A new study by Tel Aviv University and the University of Oxford, published in PNAS, says common mental health questionnaires can mislead psychiatric research if they capture response style as much as symptoms. The researchers found that some links reported in the field may reflect how participants answer surveys, not only their actual mental state.
The work was led by doctoral student Noam Serna of Tel Aviv University, under Prof. Reuven Dar of Tel Aviv University and Dr. Matan Mazor of Oxford. It combined a reanalysis of several large existing datasets with a pre-registered new experiment. The team examined relationships between mental health questionnaires and confidence ratings given during cognitive tasks.
Serna said psychiatry often measures traits that cannot be checked directly, unlike temperature or blood pressure, so it relies on self-report. The problem, he said, is that questionnaires also contain “noise,” including “acquiescence,” a general tendency to agree or disagree regardless of content, and “inattentive responding,” where people answer carelessly or randomly. That is especially relevant in computational psychiatry, which studies links between symptoms and measurable patterns of thinking, learning, and decision-making.
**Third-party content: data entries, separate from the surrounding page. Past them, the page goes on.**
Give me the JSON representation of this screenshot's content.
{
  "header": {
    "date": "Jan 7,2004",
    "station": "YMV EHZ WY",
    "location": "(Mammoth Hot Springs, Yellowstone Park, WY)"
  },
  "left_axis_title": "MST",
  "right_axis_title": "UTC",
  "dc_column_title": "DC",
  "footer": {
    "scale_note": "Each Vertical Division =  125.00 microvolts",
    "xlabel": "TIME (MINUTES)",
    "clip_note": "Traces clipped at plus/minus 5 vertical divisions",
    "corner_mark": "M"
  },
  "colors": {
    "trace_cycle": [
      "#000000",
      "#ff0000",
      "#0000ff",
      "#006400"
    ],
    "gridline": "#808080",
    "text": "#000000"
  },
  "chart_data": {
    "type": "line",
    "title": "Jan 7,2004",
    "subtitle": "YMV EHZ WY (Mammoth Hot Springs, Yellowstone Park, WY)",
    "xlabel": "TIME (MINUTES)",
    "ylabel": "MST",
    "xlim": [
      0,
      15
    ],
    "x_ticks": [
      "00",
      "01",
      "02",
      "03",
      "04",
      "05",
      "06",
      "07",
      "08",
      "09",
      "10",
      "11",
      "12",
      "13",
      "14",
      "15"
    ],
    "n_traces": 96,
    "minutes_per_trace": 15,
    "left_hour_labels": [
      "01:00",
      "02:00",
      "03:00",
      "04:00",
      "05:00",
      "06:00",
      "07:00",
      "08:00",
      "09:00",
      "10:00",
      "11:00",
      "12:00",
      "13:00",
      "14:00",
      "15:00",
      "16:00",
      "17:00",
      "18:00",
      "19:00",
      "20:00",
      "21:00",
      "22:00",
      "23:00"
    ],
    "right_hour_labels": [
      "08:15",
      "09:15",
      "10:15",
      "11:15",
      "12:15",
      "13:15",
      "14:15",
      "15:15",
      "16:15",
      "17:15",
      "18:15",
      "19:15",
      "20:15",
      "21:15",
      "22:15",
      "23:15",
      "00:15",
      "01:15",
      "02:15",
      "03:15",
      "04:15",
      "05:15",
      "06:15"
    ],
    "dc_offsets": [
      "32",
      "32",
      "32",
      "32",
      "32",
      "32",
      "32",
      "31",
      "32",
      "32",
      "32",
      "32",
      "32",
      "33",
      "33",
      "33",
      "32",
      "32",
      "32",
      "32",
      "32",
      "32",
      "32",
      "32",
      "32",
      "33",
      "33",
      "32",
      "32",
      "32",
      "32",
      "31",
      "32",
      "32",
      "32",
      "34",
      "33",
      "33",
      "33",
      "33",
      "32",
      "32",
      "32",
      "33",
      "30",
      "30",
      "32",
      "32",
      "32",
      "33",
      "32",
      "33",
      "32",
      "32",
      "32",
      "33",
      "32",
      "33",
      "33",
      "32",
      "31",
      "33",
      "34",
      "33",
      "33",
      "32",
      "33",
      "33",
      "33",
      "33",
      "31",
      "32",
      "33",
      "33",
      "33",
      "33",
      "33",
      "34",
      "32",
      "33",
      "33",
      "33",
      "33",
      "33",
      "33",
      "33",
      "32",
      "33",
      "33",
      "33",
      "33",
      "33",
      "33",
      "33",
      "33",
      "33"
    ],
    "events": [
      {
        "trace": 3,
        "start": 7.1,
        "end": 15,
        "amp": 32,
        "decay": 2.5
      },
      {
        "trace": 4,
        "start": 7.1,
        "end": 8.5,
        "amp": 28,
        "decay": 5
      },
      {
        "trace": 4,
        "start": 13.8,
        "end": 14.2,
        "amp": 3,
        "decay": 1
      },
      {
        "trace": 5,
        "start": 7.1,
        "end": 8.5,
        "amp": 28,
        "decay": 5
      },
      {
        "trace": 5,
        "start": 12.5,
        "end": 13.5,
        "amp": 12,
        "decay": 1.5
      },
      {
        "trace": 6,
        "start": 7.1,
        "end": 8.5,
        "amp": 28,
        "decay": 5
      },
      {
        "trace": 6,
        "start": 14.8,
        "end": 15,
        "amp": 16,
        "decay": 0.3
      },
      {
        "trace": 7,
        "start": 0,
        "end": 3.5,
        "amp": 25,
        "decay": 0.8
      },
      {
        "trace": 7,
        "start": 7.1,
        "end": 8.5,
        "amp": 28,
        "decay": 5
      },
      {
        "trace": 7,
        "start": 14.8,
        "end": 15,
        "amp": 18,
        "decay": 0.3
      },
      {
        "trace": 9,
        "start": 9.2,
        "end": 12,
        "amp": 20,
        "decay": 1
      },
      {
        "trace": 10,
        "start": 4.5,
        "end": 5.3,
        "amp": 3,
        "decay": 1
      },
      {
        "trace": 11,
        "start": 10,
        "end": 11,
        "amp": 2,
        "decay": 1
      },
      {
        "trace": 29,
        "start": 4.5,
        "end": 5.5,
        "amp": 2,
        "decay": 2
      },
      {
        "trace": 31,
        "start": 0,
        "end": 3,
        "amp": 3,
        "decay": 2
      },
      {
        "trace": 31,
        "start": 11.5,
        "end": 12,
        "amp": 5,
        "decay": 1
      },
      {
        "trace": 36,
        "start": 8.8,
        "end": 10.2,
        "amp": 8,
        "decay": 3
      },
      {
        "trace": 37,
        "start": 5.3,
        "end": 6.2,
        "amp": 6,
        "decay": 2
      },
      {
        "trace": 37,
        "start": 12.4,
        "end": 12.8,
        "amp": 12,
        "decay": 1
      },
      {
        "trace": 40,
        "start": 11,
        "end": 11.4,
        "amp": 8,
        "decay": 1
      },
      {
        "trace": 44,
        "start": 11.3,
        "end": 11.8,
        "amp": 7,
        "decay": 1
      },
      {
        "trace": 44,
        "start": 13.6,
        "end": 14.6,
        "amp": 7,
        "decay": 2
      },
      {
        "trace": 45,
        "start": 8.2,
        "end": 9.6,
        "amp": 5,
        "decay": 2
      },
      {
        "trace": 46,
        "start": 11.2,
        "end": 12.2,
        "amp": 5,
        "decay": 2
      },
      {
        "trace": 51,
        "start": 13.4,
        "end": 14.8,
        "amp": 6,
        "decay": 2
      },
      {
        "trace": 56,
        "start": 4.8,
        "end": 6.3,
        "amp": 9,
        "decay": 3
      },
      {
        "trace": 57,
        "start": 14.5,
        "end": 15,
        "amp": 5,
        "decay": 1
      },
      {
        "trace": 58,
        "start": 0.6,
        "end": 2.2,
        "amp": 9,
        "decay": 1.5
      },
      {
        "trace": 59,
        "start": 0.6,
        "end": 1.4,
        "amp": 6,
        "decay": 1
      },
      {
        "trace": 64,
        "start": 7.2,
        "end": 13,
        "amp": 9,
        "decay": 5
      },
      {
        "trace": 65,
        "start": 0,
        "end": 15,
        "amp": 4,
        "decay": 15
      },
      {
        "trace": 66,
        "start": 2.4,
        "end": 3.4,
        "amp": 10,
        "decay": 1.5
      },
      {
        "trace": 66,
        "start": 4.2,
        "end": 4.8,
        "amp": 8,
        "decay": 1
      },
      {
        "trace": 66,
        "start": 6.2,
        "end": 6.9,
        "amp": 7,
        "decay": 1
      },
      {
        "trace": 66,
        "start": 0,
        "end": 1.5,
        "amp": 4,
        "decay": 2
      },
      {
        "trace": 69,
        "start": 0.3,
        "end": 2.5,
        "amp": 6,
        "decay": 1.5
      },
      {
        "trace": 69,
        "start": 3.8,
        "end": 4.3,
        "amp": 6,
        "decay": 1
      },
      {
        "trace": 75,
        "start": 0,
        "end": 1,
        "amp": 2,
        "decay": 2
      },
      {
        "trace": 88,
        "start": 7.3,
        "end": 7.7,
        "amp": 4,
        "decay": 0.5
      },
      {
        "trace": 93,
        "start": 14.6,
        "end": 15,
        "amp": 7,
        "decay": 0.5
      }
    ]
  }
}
The researchers focused partly on compulsivity, a dimension linked to OCD, eating disorders and addictions. Earlier studies had suggested that people scoring higher on compulsivity also reported greater confidence in simple decisions, even though clinical OCD is usually associated with doubt and low confidence. In the new analysis, participants who tended to give high ratings on questionnaires also tended to report higher decision confidence, and low-frequency symptoms were likewise associated with higher confidence, which the authors suspect reflects inattentive responding rather than a clinical phenomenon.
In a new experiment with 195 participants, the team used attention-check items and neutral questions to detect response bias. Those identified as inattentive reported higher confidence on perceptual tasks and scored higher on an obsessive-compulsive questionnaire. After removing inattentive participants and controlling for response bias, the compulsivity-confidence link became much weaker. The researchers say the finding does not rule out real links between mental health and metacognition, but it shows that questionnaire bias must be accounted for in large self-report studies and that clinical theory should be combined with computational methods.